Zahi A. Fayad, PhD and Esad Vucic, MD

From the Translational and Molecular Imaging Institute, Mount Sinai School of Medicine, New York, NY.

Correspondence to Zahi A. Fayad, PhD, Translational and Molecular Imaging Institute, Mount Sinai School of Medicine, One Gustave L. Levy Place, Box 1234, New York, NY 10029. Email zahi.fayad@mssm.edu

Key Words: arteriosclerosis • imaging • plaque • radioisotopes

An extract of the first 250 words of the full text is provided, because this article has no abstract.

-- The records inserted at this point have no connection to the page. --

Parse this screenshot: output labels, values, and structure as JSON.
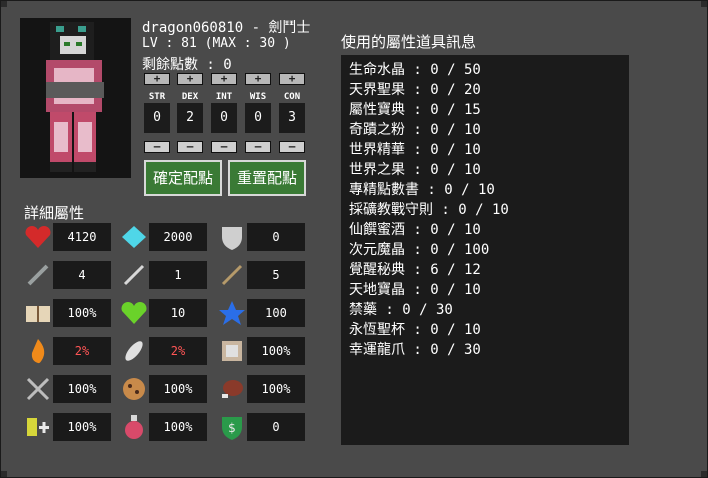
{
  "player": {
    "name_line": "dragon060810 - 劍鬥士",
    "level_line": "LV : 81 (MAX : 30 )",
    "points_line": "剩餘點數 :  0"
  },
  "stats": [
    {
      "label": "STR",
      "value": "0"
    },
    {
      "label": "DEX",
      "value": "2"
    },
    {
      "label": "INT",
      "value": "0"
    },
    {
      "label": "WIS",
      "value": "0"
    },
    {
      "label": "CON",
      "value": "3"
    }
  ],
  "buttons": {
    "confirm": "確定配點",
    "reset": "重置配點",
    "plus": "+",
    "minus": "—"
  },
  "detail": {
    "title": "詳細屬性",
    "rows": [
      [
        {
          "icon": "heart-icon",
          "value": "4120",
          "color": "#ffffff"
        },
        {
          "icon": "diamond-icon",
          "value": "2000",
          "color": "#ffffff"
        },
        {
          "icon": "shield-icon",
          "value": "0",
          "color": "#ffffff"
        }
      ],
      [
        {
          "icon": "sword-icon",
          "value": "4",
          "color": "#ffffff"
        },
        {
          "icon": "wand-icon",
          "value": "1",
          "color": "#ffffff"
        },
        {
          "icon": "arrow-icon",
          "value": "5",
          "color": "#ffffff"
        }
      ],
      [
        {
          "icon": "book-icon",
          "value": "100%",
          "color": "#ffffff"
        },
        {
          "icon": "green-heart-icon",
          "value": "10",
          "color": "#ffffff"
        },
        {
          "icon": "star-icon",
          "value": "100",
          "color": "#ffffff"
        }
      ],
      [
        {
          "icon": "fire-icon",
          "value": "2%",
          "color": "#ff5555"
        },
        {
          "icon": "feather-icon",
          "value": "2%",
          "color": "#ff5555"
        },
        {
          "icon": "scroll-frame-icon",
          "value": "100%",
          "color": "#ffffff"
        }
      ],
      [
        {
          "icon": "crossed-swords-icon",
          "value": "100%",
          "color": "#ffffff"
        },
        {
          "icon": "cookie-icon",
          "value": "100%",
          "color": "#ffffff"
        },
        {
          "icon": "meat-icon",
          "value": "100%",
          "color": "#ffffff"
        }
      ],
      [
        {
          "icon": "xp-plus-icon",
          "value": "100%",
          "color": "#ffffff"
        },
        {
          "icon": "potion-icon",
          "value": "100%",
          "color": "#ffffff"
        },
        {
          "icon": "dollar-shield-icon",
          "value": "0",
          "color": "#ffffff"
        }
      ]
    ]
  },
  "items": {
    "title": "使用的屬性道具訊息",
    "list": [
      "生命水晶 : 0 / 50",
      "天界聖果 : 0 / 20",
      "屬性寶典 : 0 / 15",
      "奇蹟之粉 : 0 / 10",
      "世界精華 : 0 / 10",
      "世界之果 : 0 / 10",
      "專精點數書 : 0 / 10",
      "採礦教戰守則 : 0 / 10",
      "仙饌蜜酒 : 0 / 10",
      "次元魔晶 : 0 / 100",
      "覺醒秘典 : 6 / 12",
      "天地寶晶 : 0 / 10",
      "禁藥 : 0 / 30",
      "永恆聖杯 : 0 / 10",
      "幸運龍爪 : 0 / 30"
    ]
  }
}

Molecular imaging can be broadly defined as the in vivo characterization and measurement of biological processes at the cellular and molecular level.¹ In this context, the noninvasive detection of molecular signatures of disease entities using molecular imaging holds great promise for the development of personalized medicine and drug development.^2,3 One of the first clinically validated and useful tomographic molecular imaging techniques was implemented in the field of oncology, with the use of [¹⁸F]fluoro-2-deoxy-D-glucose (FDG) positron-emission tomography (PET) and, more recently, that of FDG PET/computed tomography (CT) in cancer diagnosis and management. Although traditionally the primary focus has been on cancer biology, molecular imaging techniques have been expanded into the field of cardiovascular disease for a wide variety of clinically important entities.⁴ Especially, the molecular imaging of atherosclerosis has gained much attention.

Article see p 212

One major focus of molecular imaging of atherosclerosis is the detection of vessel wall inflammation and associated atherosclerotic plaque vulnerability. Conventional imaging modalities, such as x-ray angiography, can precisely define the artery lumen but do not provide any additional information about plaque composition or its grade of inflammation and associated risk of rupture. The accurate determination of the plaque inflammatory state might permit more precise patient risk stratification, better monitoring of therapy response, and rapid evaluation of novel therapeutic drugs by serial imaging. Historically, radionuclide conjugated antibodies were one of the earliest methods applied for the detection of biologically relevant molecules or epitopes in molecular imaging of cardiovascular disease.⁵ These initial approaches were refined . . . [Full Text of this Article]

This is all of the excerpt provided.